Pengurus BUMDes Bontotangnga Klarifikasi Soal Dana dan Struktur Kepengurusan


 


SS.id |Kepulauan Selayar– Pengurus Badan Usaha Milik Desa (BUMDes) Bontotangnga Kecamatan Bontoharu memberikan klarifikasi atas pemberitaan yang beredar di medsos terkait dugaan ketidakjelasan dana dan kegiatan usaha BUMDes.


Ikhsan (Ketua BUMDes) Bontotangnga menjelaskan bahwa laporan keuangan lembaganya selalu dipublikasikan secara terbuka melalui forum Musyawarah Desa (Musdes), baik pada laporan semester maupun tahunan.


> “Kami selalu mempublikasikan keuangan BUMDes Bontotangnga melalui Musdes. Saya kira sudah jelas di laporan semester dan laporan tahunan,” ujar Ikhsan (Ketua BUMDes).




Menanggapi informasi terkait pencairan dana sebesar Rp128 juta, Iksan (Ketua BUMDes) membenarkan bahwa pencairan memang sempat dilakukan untuk mendukung rencana unit usaha ketapan. Namun, setelah adanya perubahan rencana anggaran, dana tersebut segera dikembalikan ke rekening BUMDes.


> “Iya betul, kami sempat mencairkan dana senilai Rp128 juta untuk unit usaha ketapan. Tetapi karena ada perubahan dalam analisa anggaran, saya memutuskan untuk mengembalikan atau menyetorkan kembali dana tersebut ke rekening BUMDes demi keamanan dana,” jelasnya.




Neneng (Bendahara BUMDes) juga menegaskan bahwa proses pencairan dilakukan sesuai ketentuan yang berlaku, yakni harus melibatkan  dua orang penandatangan, yaitu ketua dan bendahara.
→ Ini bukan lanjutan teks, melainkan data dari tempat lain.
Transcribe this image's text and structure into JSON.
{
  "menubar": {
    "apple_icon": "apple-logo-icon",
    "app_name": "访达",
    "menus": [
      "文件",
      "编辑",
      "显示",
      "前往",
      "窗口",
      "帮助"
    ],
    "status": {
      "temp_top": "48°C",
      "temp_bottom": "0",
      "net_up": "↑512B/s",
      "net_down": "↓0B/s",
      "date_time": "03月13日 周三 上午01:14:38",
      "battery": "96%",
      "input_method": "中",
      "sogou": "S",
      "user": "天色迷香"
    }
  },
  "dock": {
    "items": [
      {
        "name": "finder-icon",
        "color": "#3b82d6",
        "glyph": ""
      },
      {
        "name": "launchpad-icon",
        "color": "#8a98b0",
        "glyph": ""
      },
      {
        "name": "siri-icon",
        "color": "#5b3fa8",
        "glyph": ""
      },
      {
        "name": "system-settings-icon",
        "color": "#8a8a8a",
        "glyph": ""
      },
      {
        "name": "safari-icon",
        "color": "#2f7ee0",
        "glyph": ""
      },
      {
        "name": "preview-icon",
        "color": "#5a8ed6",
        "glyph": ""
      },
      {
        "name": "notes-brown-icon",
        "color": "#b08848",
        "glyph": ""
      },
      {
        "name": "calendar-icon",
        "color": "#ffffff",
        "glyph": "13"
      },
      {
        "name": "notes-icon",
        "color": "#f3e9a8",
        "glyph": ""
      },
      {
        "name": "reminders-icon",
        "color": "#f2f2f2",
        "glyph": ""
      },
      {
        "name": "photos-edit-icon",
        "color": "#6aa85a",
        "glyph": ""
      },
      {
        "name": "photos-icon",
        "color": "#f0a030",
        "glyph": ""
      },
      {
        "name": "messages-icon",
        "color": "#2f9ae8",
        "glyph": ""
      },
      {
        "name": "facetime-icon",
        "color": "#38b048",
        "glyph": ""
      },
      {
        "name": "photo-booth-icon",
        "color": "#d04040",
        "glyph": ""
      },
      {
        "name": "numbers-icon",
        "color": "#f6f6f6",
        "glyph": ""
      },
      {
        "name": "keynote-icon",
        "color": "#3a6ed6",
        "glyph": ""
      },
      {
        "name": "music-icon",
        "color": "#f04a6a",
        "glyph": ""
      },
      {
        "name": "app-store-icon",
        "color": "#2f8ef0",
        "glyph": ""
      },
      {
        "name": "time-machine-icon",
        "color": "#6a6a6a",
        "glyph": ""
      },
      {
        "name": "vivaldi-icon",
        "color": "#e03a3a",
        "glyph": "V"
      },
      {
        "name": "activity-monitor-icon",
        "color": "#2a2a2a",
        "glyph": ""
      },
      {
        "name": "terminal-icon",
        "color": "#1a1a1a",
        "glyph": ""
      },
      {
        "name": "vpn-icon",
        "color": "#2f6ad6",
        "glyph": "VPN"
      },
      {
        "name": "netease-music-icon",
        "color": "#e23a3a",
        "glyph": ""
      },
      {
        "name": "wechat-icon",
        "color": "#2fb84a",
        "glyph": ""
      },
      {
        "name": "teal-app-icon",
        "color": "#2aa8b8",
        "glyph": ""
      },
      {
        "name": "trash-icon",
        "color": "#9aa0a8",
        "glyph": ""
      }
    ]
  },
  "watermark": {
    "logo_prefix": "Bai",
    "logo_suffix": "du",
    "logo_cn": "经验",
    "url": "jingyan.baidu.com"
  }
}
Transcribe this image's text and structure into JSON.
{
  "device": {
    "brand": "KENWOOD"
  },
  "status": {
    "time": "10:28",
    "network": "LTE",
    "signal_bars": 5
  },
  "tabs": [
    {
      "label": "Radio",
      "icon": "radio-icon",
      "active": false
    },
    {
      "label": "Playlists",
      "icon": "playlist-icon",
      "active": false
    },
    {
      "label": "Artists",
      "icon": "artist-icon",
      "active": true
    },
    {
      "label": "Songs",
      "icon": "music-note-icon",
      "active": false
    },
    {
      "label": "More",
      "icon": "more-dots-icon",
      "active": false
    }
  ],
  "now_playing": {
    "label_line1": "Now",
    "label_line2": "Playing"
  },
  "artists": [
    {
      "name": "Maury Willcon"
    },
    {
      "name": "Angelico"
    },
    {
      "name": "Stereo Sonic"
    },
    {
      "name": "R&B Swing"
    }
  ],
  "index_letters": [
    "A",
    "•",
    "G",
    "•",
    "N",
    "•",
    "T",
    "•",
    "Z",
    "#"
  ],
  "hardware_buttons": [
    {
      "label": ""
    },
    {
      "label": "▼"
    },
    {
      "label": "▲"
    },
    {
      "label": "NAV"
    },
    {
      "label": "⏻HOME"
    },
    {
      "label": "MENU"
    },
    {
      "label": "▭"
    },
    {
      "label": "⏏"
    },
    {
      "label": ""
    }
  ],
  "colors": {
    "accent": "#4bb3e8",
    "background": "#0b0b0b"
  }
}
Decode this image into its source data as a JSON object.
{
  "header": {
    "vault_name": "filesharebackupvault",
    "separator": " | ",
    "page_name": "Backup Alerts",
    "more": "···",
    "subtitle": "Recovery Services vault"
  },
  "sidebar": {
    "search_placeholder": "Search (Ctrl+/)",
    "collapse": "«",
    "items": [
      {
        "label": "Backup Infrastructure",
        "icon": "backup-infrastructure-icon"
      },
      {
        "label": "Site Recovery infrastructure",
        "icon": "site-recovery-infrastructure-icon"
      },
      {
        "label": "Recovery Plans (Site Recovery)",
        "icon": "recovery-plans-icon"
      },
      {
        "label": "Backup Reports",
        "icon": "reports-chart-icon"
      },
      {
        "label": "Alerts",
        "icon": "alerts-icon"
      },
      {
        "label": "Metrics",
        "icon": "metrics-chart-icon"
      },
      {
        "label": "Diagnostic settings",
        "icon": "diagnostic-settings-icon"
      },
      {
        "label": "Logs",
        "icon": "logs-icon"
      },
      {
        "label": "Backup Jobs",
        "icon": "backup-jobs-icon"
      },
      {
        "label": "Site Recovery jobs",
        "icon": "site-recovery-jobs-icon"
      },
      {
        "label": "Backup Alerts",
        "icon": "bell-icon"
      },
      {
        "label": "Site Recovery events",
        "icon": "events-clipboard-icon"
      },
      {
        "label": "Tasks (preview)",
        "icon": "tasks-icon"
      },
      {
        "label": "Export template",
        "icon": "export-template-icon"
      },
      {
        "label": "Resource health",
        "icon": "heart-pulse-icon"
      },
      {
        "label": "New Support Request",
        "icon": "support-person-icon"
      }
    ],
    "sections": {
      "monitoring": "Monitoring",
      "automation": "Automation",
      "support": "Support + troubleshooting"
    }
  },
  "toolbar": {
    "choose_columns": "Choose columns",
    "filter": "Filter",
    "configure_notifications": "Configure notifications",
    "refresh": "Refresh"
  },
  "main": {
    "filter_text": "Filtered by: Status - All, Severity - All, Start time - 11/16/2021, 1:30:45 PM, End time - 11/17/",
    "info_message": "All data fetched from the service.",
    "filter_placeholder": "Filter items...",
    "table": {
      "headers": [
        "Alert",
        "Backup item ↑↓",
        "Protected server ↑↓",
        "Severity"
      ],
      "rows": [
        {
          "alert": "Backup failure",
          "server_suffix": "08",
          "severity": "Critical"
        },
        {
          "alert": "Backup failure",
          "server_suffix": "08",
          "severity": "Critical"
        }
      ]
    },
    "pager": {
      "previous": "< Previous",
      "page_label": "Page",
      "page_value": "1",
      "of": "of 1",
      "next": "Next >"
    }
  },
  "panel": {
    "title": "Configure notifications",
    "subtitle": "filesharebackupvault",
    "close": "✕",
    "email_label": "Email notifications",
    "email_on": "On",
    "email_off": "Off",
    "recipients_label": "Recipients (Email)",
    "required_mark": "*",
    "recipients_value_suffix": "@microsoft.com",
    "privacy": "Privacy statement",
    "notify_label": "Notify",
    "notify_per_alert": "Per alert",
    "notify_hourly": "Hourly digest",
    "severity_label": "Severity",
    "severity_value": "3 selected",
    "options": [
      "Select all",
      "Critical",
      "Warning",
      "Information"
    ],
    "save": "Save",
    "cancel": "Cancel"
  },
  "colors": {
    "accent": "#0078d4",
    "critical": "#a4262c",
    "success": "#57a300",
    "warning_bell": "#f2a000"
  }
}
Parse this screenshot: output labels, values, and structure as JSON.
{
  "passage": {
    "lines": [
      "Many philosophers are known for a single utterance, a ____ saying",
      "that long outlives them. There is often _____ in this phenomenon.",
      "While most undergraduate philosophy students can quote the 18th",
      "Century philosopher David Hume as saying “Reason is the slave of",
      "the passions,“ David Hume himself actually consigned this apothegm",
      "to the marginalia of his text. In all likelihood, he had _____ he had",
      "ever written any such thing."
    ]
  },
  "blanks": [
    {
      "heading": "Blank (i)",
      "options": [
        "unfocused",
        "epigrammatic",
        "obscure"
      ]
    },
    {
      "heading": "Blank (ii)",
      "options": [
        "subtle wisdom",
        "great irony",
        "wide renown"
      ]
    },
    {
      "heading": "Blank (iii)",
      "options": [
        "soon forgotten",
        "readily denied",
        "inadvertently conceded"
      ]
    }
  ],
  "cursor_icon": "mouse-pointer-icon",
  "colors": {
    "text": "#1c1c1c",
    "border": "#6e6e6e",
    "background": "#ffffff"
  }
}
> “Sesuai aturan pencairan dana BUMDes yang harus melibatkan dua orang yaitu ketua dan bendahara, jadi pada saat itu saya dan ketua BUMDes yang melakukan pencairan atas arahan kepala desa,” ujar Neneng .




Terkait isu perubahan struktur organisasi, Ketua BUMDes menyampaikan bahwa perubahan hanya terjadi pada keanggotaan, bukan pergantian menyeluruh.


> “Soal struktur BUMDes tidak ada masalah, hanya ada perubahan pada keanggotaan,” jelasnya.




Melalui klarifikasi ini, pengurus BUMDes Bontotangnga berharap masyarakat dapat memahami bahwa pengelolaan keuangan dan kegiatan usaha tetap berjalan sesuai prosedur dan prinsip kehati-hatian.


> “Kami berupaya agar semua berjalan tertib, transparan, dan sesuai aturan yang berlaku,” tutup Ikhsan(Ketua BUMDes).